Falls nach der Bundestagswahl die Laufzeiten verlängert werden, würde das die alten Konflikte wiederbeleben. Die Großdemo am Samstag in Berlin soll einen Vorgeschmack bieten.

Aus über 100 Städten werden Busse, Kurswagen und Sonderzüge in die Hauptstadt rollen. Bild: reuters

MÜNSTER taz | Innen spalten sie Atome, außen spalten sie die Gesellschaft: die deutschen Atomkraftwerke. Mit dem Atomkompromiss schien der Konflikt entschärft, doch bei einer Laufzeitverlängerung für die ältesten Reaktoren könnten die alten Fronten wieder aufreißen.

Die Anti-Atom-Bewegung läuft sich zumindest schon mal warm: Mit einer Großdemonstration in Berlin möchte sie an diesem Samstag ihre Schlagkraft unter Beweis stellen. Die Vorzeichen sind gut: Aus über 100 Städten werden Busse, Kurswagen und Sonderzüge in die Hauptstadt rollen, die Veranstalter erwarten Teilnehmerzahlen im fünfstelligen Bereich und mehrere hundert Traktoren, die aus dem Wendland anrollen.

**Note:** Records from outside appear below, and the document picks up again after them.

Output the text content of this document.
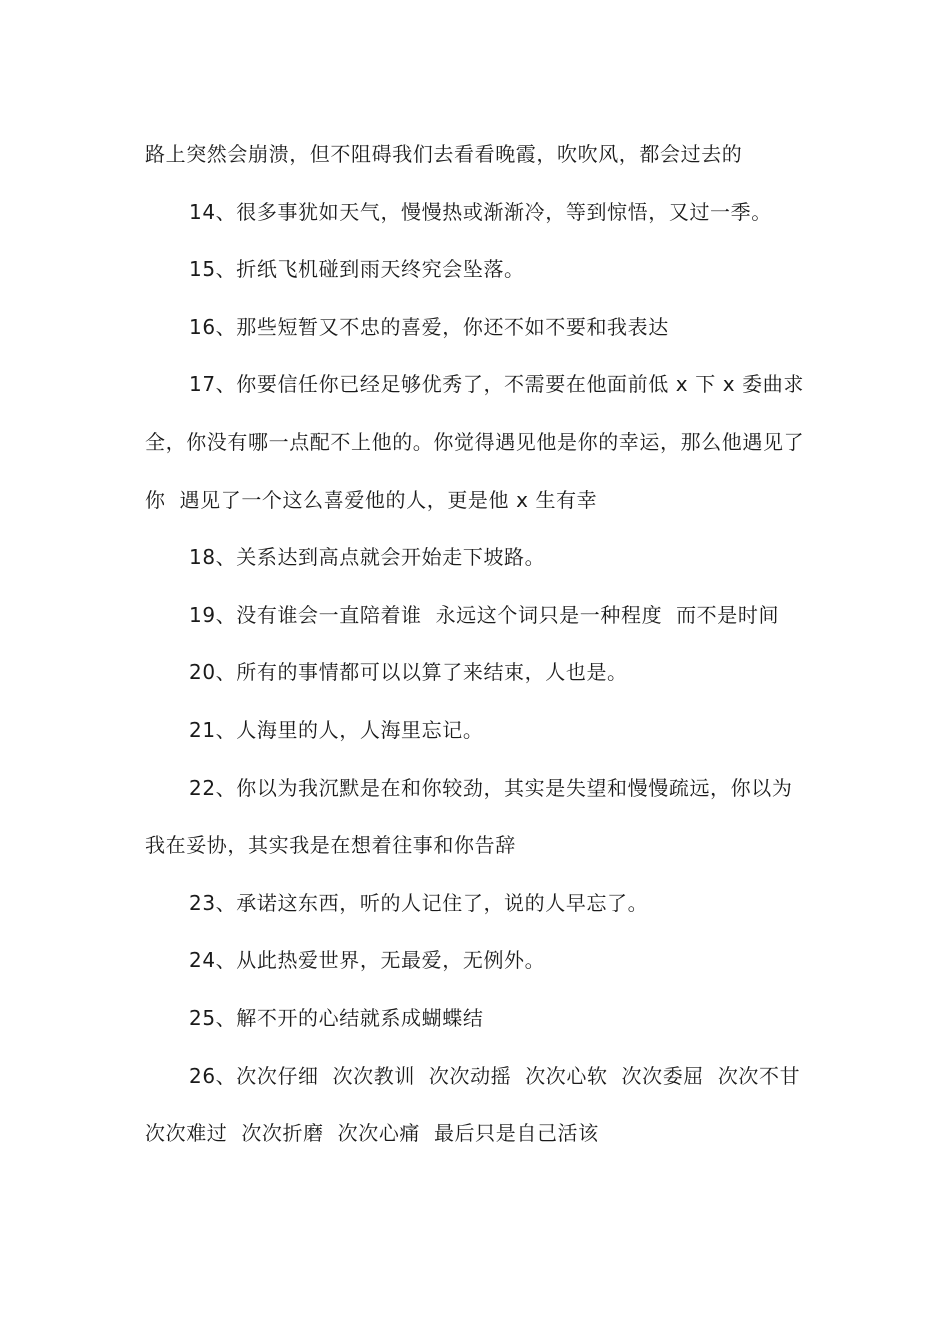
路上突然会崩溃，但不阻碍我们去看看晚霞，吹吹风，都会过去的

14、很多事犹如天气，慢慢热或渐渐冷，等到惊悟，又过一季。

15、折纸飞机碰到雨天终究会坠落。

16、那些短暂又不忠的喜爱，你还不如不要和我表达

17、你要信任你已经足够优秀了，不需要在他面前低 x 下 x 委曲求全，你没有哪一点配不上他的。你觉得遇见他是你的幸运，那么他遇见了你  遇见了一个这么喜爱他的人，更是他 x 生有幸

18、关系达到高点就会开始走下坡路。

19、没有谁会一直陪着谁  永远这个词只是一种程度  而不是时间

20、所有的事情都可以以算了来结束，人也是。

21、人海里的人，人海里忘记。

22、你以为我沉默是在和你较劲，其实是失望和慢慢疏远，你以为我在妥协，其实我是在想着往事和你告辞

23、承诺这东西，听的人记住了，说的人早忘了。

24、从此热爱世界，无最爱，无例外。

25、解不开的心结就系成蝴蝶结

26、次次仔细  次次教训  次次动摇  次次心软  次次委屈  次次不甘  次次难过  次次折磨  次次心痛  最后只是自己活该
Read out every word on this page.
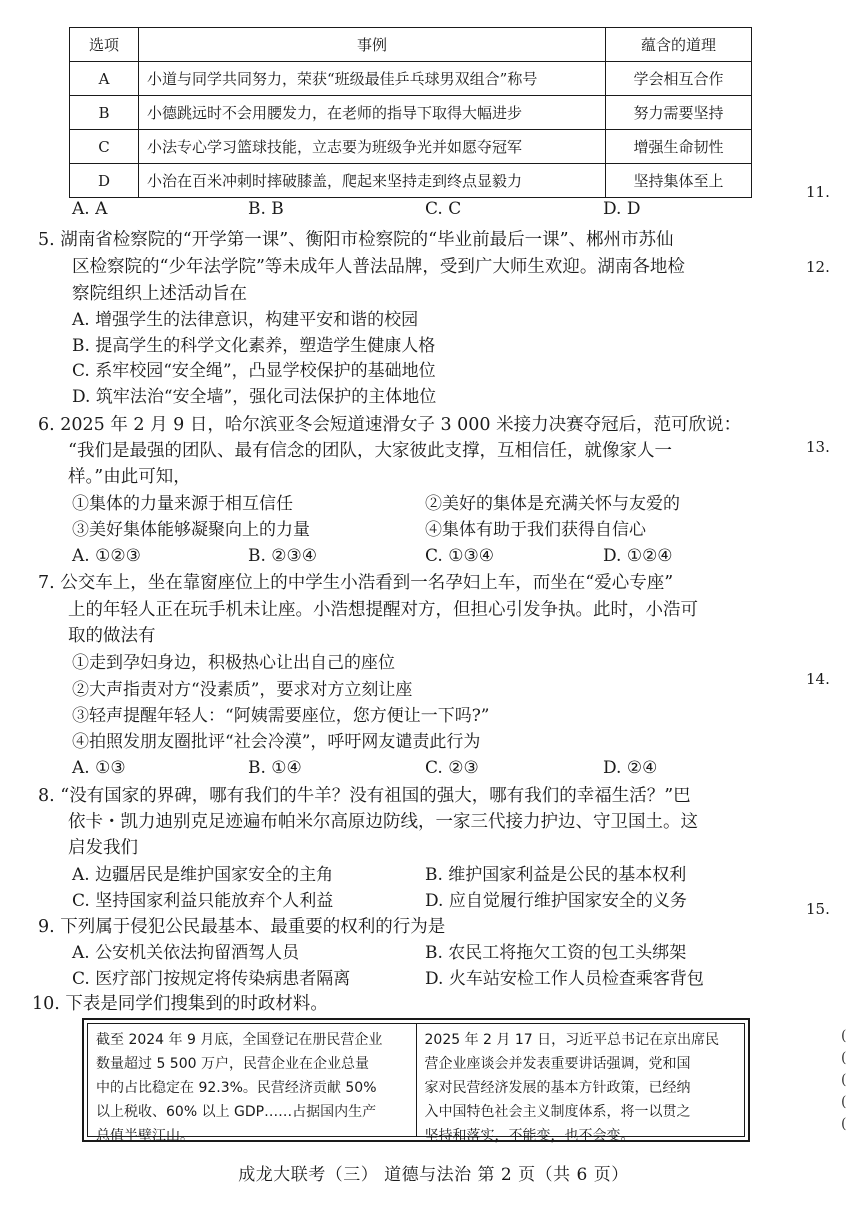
选项	事例	蕴含的道理
A	小道与同学共同努力，荣获“班级最佳乒乓球男双组合”称号	学会相互合作
B	小德跳远时不会用腰发力，在老师的指导下取得大幅进步	努力需要坚持
C	小法专心学习篮球技能，立志要为班级争光并如愿夺冠军	增强生命韧性
D	小治在百米冲刺时摔破膝盖，爬起来坚持走到终点显毅力	坚持集体至上
A. A	B. B	C. C	D. D
5. 湖南省检察院的“开学第一课”、衡阳市检察院的“毕业前最后一课”、郴州市苏仙
区检察院的“少年法学院”等未成年人普法品牌，受到广大师生欢迎。湖南各地检
察院组织上述活动旨在
A. 增强学生的法律意识，构建平安和谐的校园
B. 提高学生的科学文化素养，塑造学生健康人格
C. 系牢校园“安全绳”，凸显学校保护的基础地位
D. 筑牢法治“安全墙”，强化司法保护的主体地位
6. 2025 年 2 月 9 日，哈尔滨亚冬会短道速滑女子 3 000 米接力决赛夺冠后，范可欣说：
“我们是最强的团队、最有信念的团队，大家彼此支撑，互相信任，就像家人一
样。”由此可知，
①集体的力量来源于相互信任	②美好的集体是充满关怀与友爱的
③美好集体能够凝聚向上的力量	④集体有助于我们获得自信心
A. ①②③	B. ②③④	C. ①③④	D. ①②④
7. 公交车上，坐在靠窗座位上的中学生小浩看到一名孕妇上车，而坐在“爱心专座”
上的年轻人正在玩手机未让座。小浩想提醒对方，但担心引发争执。此时，小浩可
取的做法有
①走到孕妇身边，积极热心让出自己的座位
②大声指责对方“没素质”，要求对方立刻让座
③轻声提醒年轻人：“阿姨需要座位，您方便让一下吗?”
④拍照发朋友圈批评“社会冷漠”，呼吁网友谴责此行为
A. ①③	B. ①④	C. ②③	D. ②④
8. “没有国家的界碑，哪有我们的牛羊？没有祖国的强大，哪有我们的幸福生活？”巴
依卡・凯力迪别克足迹遍布帕米尔高原边防线，一家三代接力护边、守卫国土。这
启发我们
A. 边疆居民是维护国家安全的主角	B. 维护国家利益是公民的基本权利
C. 坚持国家利益只能放弃个人利益	D. 应自觉履行维护国家安全的义务
9. 下列属于侵犯公民最基本、最重要的权利的行为是
A. 公安机关依法拘留酒驾人员	B. 农民工将拖欠工资的包工头绑架
C. 医疗部门按规定将传染病患者隔离	D. 火车站安检工作人员检查乘客背包
10. 下表是同学们搜集到的时政材料。
截至 2024 年 9 月底，全国登记在册民营企业
数量超过 5 500 万户，民营企业在企业总量
中的占比稳定在 92.3%。民营经济贡献 50%
以上税收、60% 以上 GDP……占据国内生产
总值半壁江山。
2025 年 2 月 17 日，习近平总书记在京出席民
营企业座谈会并发表重要讲话强调，党和国
家对民营经济发展的基本方针政策，已经纳
入中国特色社会主义制度体系，将一以贯之
坚持和落实，不能变，也不会变。
11.
12.
13.
14.
15.
(
(
(
(
(
成龙大联考（三） 道德与法治 第 2 页（共 6 页）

Besetzte Bauplätze, Schienenblockaden, Massendemonstrationen und bürgerkriegsähnliche Auseinandersetzungen zwischen Atomkraftgegnern und Polizei: All das sollte der Vergangenheit angehören, als sich die rot-grüne Bundesregierung und die Atomwirtschaft im Jahr 2000 auf einen Ausstiegsplan einigten. Heute setzen die Energieversorger alles daran, diesen Beschluss zu kippen. Und eine Union-geführte Regierung nach der Wahl könnte den Wunsch der Konzerne Wirklichkeit werden lassen.

Einfach würde das jedoch nicht. Denn die Anti-Atom-Bewegung könnte eine Renaissance erleben. Bewegungsforscher Dieter Rucht glaubt, dass "massive Auseinandersetzungen" drohen, sollten die Atomkraftlaufzeiten deutlich verlängert werden. Frühere Aktivisten würden sich wieder engagieren - "aus dem Gefühl heraus: Sonst wäre das alles umsonst gewesen". Können überhaupt Atomkraftwerke betrieben werden, ohne dass es zu tiefen Konflikten in der Gesellschaft kommt? "Nein, das ist nicht vorstellbar", sagt der Soziologieprofessor. In anderen Ländern wie Frankreich habe sich die Bevölkerung zwar größtenteils mit der Risikotechnologie abgefunden, so Rucht, "aber das gilt keinesfalls für die Bundesrepublik."

Interaktive Karte zur Anti-Atom-Bewegung Bild: taz

Jürgen Schall ist einer der unverbesserlichen Atomkraftgegner. Der Familienvater und Förderschullehrer wohnt in Römerberg, aus seinem Arbeitszimmer blickt er direkt auf die Kühltürme des fünf Kilometer entfernten AKW Philippsburg. Drei Jahre lang hat er mit seiner Bürgerinitiative versucht, das Zwischenlager am AKW zu verhindern - erfolglos. Nach der Eröffnung im Jahr 2006 habe es "eine Phase gewisser Resignation" gegeben, erzählt er. Doch jetzt komme wieder Schwung in die Aktivitäten: "Wir müssen am Ball bleiben, weil am Atomausstieg noch mal rumgedreht wird."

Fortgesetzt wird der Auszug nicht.